Once he moved to the Tonight Show we saw some skits and he took a few chances, but he dialed his comedy down and became something that was not himself. The fear is that his style would not play with Middle America, which is actually a weird way of saying that his comedy would not play with Middle-Aged America. Once he began playing more conservatively his ratings dropped. He, like the Chargers, struggles to play conservatively. It is simply not his game.
Now, as he plays out his last few shows with the Tonight Show, he has returned to his manic, self deprecating comedic form. Conan is willing to try just about any bit he thinks is funny. This return to his comedy roots and the attention fueled by controversy has given him a huge 50-percent ratings bump, according to MSNBC.
The point is that Conan is like the Chargers. They take big chances down the field and are out their best when they play this way. The Chargers recently lost in the Divisional Round of the NFL playoffs, and this may be an unintended apt description of the Conan in late night prime time. Perhaps he can never win this way. Perhaps he is not going to be first in the ratings at the 11:35 p.m. ET time spot because he cannot play a conservative game.
Then again, the Indianapolis Colts played the same way offensively and they won the Super Bowl in 2005. (In this case the difference is the defense and in this contrived metaphor Conan’s lawyers are like the Chargers defense, leaving a huge hole in the contract that did not guarantee the time spot and giving NBC an in to take his show away from him.).
Jay Leno’s Tonight Show is like the San Antonio Spurs
I am not a fan of Jay Leno, but I cannot argue with his success. This makes him like the San Antonio Spurs. The Spurs consistently put together winning teams that have won at least 60 percent of their regular season games since the 1997-98 season.
The biggest difference between these two teams is that Leno’s version of winning is dominating the television ratings as host of the Tonight Show.

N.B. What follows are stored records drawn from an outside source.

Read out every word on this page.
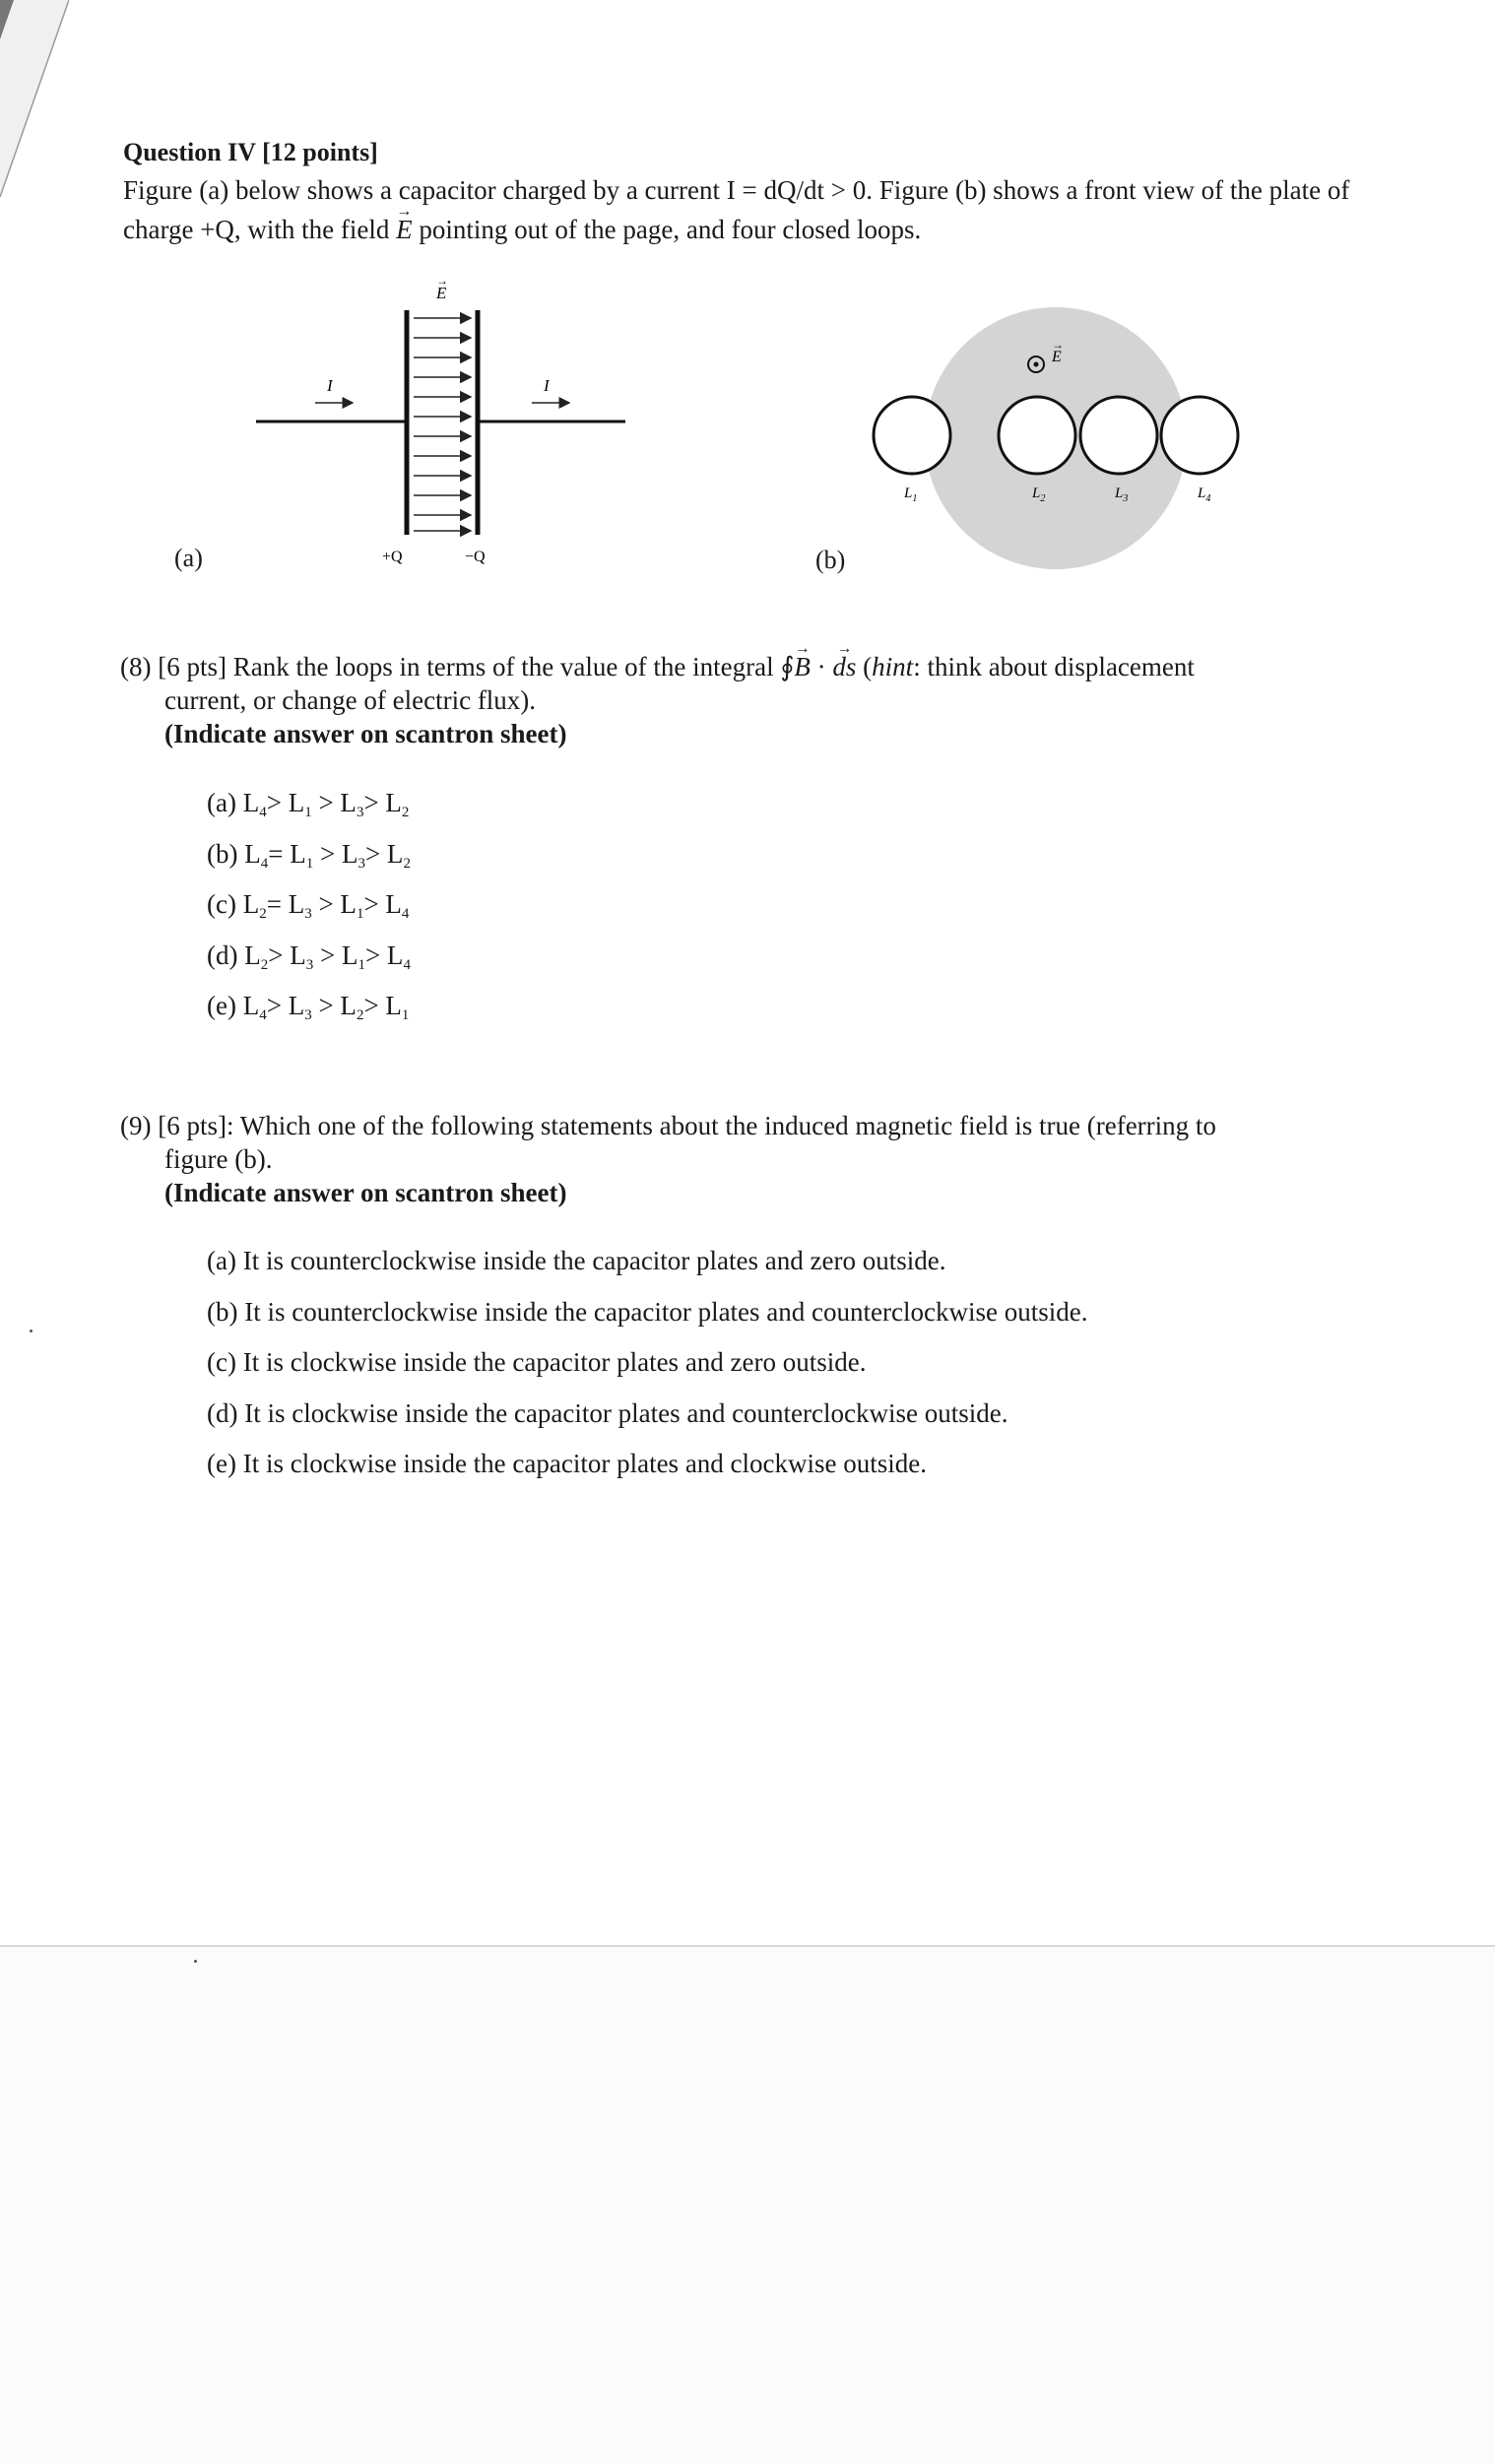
Question IV [12 points]
Figure (a) below shows a capacitor charged by a current I = dQ/dt > 0. Figure (b) shows a front view of the plate of charge +Q, with the field E → pointing out of the page, and four closed loops.
E
→
I	I
+Q	−Q
(a)
E
→
$L_1$	$L_2$	$L_3$	$L_4$
(b)
(8) [6 pts] Rank the loops in terms of the value of the integral ∮B → · ds → (hint: think about displacement
current, or change of electric flux).
(Indicate answer on scantron sheet)
(a) $L_4> L_1 > L_3> L_2$
(b) $L_4= L_1 > L_3> L_2$
(c) $L_2= L_3 > L_1> L_4$
(d) $L_2> L_3 > L_1> L_4$
(e) $L_4> L_3 > L_2> L_1$
(9) [6 pts]: Which one of the following statements about the induced magnetic field is true (referring to
figure (b).
(Indicate answer on scantron sheet)
(a) It is counterclockwise inside the capacitor plates and zero outside.
(b) It is counterclockwise inside the capacitor plates and counterclockwise outside.
(c) It is clockwise inside the capacitor plates and zero outside.
(d) It is clockwise inside the capacitor plates and counterclockwise outside.
(e) It is clockwise inside the capacitor plates and clockwise outside.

The Spurs remain one of the least watched NBA champions of the 21st century.
There is no other way this needs to be spun or explained. He remained at the top of the late night ratings game for nearly all of his 17 years as host of the Tonight Show. This means the show remained consistent in its purpose- ratings- no matter what criticism or praise the show received from a comedy perspective.
The Tonight Show Conflict is like…
The whole conflict is like any major sports strike or salary cap disaster. It has been mishandled by every side and the result is disaster. The ultimate loser will be the network, which has lost so much prestige I would put it on par with Fox in the 1990s.
The only good news is that there is a chance the network can come back. MLB baseball came back from the baseball strike in 1994. That comeback was fueled by something as dastardly as steroids though. The NBA and the NHL have failed to come back as strong as MLB, and this could very well be the reality for a network trying to come back in the competitive age of Cable, the Internet, Tivo, and Hulu.